Managing HP Serviceguard A.11.20.10 for Linux, December 2012

IMPORTANT: During Step 1, while the nodes are using a strict majority quorum, node failures
can cause the cluster to go down unexpectedly if the cluster has been using a quorum device before
the configuration change. For example, suppose you change the quorum server polling interval
while a two-node cluster is running. If a node fails during Step 1, the cluster will lose quorum and
go down, because a strict majority of prior cluster members (two out of two in this case) is required.
The duration of Step 1 is typically around a second, so the chance of a node failure occurring
during that time is very small.
In order to keep the time interval as short as possible, make sure you are changing only the quorum
configuration, and nothing else, when you apply the change.
If this slight risk of a node failure leading to cluster failure is unacceptable, halt the cluster before
you make the quorum configuration change.
3.3 How the Package Manager Works
Packages are the means by which Serviceguard starts and halts configured applications.
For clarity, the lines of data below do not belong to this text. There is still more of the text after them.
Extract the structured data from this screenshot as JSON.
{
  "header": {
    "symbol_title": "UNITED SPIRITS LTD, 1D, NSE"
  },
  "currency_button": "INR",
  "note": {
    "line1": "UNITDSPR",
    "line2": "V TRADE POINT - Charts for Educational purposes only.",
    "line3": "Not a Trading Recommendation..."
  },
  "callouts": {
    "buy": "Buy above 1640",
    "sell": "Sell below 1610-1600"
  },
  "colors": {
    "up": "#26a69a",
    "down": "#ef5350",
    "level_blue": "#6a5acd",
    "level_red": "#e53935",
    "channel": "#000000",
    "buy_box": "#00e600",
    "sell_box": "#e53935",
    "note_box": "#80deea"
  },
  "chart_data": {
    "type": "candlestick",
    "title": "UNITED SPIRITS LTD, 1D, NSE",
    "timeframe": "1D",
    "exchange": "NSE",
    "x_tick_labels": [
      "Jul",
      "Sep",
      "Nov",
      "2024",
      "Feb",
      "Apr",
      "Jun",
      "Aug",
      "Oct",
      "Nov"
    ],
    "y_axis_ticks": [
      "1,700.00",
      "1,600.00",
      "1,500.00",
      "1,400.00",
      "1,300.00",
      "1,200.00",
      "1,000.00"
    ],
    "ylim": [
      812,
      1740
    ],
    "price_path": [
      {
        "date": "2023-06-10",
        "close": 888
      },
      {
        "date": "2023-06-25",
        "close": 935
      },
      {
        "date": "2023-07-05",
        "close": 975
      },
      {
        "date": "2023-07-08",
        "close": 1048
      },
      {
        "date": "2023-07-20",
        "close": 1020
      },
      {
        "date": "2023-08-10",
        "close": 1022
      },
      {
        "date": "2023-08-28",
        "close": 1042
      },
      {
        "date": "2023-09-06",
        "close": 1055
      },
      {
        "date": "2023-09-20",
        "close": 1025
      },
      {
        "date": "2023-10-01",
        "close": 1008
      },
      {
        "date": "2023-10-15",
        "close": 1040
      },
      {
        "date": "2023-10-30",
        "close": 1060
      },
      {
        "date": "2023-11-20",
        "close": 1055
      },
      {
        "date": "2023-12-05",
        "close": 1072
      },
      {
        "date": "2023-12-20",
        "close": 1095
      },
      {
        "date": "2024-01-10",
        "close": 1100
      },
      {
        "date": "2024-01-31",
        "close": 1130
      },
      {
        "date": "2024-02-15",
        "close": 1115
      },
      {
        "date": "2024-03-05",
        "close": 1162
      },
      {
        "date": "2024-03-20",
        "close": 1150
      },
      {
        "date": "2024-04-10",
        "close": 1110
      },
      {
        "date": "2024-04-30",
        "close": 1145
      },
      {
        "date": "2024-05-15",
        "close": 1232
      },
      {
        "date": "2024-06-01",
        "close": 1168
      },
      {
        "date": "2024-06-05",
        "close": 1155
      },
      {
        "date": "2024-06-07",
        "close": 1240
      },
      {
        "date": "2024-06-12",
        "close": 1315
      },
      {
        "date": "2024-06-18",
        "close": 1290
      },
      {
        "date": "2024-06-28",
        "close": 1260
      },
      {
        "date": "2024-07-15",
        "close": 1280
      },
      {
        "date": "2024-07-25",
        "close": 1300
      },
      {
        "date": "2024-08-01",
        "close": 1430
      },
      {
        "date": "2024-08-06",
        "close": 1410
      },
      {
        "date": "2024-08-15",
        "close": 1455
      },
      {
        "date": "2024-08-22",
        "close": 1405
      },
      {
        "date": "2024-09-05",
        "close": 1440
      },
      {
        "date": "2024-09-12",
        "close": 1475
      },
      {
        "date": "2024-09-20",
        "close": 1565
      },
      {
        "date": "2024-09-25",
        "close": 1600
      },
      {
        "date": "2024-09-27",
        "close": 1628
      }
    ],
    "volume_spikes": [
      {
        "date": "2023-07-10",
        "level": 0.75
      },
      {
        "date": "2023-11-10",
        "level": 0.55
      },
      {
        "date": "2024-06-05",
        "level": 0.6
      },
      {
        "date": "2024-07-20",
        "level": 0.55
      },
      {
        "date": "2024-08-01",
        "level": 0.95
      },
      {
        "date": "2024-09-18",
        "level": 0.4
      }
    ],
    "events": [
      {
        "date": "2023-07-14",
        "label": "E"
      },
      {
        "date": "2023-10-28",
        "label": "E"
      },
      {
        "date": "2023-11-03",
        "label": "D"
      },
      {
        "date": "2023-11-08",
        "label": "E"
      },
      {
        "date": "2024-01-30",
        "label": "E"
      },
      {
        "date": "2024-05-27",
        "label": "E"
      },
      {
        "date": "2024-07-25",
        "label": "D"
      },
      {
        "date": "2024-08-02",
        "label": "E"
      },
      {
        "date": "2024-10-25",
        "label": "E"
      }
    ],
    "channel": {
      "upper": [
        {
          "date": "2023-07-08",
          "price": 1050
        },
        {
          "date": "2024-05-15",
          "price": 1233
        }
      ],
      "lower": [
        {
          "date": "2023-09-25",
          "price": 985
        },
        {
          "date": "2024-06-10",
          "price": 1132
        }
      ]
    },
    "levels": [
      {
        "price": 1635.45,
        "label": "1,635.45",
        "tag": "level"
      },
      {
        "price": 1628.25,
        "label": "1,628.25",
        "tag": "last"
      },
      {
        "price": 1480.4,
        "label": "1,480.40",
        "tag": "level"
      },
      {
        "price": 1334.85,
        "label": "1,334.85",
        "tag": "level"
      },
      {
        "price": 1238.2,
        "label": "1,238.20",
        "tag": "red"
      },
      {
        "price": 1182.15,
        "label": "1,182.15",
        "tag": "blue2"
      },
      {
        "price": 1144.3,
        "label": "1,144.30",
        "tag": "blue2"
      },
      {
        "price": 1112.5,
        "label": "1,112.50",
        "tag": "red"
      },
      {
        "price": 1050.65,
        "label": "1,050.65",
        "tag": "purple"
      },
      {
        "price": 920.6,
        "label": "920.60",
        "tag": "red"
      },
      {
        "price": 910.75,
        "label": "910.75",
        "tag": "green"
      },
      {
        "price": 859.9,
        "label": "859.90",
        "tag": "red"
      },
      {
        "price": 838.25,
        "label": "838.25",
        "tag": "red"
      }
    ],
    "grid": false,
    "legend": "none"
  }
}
A package
is a collection of services, disk volumes, generic resources , and IP addresses, that are managed
by Serviceguard to ensure they are available.
Each node in the cluster runs an instance of the package manager; the package manager residing
on the cluster coordinator is known as the package coordinator.
The package coordinator does the following:
Decides when and where to run, halt, or move packages.
The package manager on all nodes does the following:
Executes the control scripts that run and halt packages and their services.
Reacts to changes in the status of monitored resources.
3.3.1 Package Types
Three different types of packages can run in the cluster; the most common is the failoverpackage.
There are also special-purpose packages that run on more than one node at a time, and so do not
fail over. They are typically used to manage resources of certain failover packages.
3.3.1.1 Non-failover Packages
There are two types of special-purpose packages that do not fail over and that can run on more
than one node at the same time: the system multi-node package, which runs on all nodes in the
cluster, and the multi-node package, which can be configured to run on all or some of the nodes
in the cluster. System multi-node packages are reserved for use by HP-supplied applications.
The rest of this section describes failover packages.
3.3.1.2 Failover Packages
A failover package starts up on an appropriate node (see node_name (page 170)) when the cluster
starts. In the case of a service, network, or other resource or dependency failure, package failover
takes place. A package failover involves both halting the existing package and starting the new
instance of the package on a new node.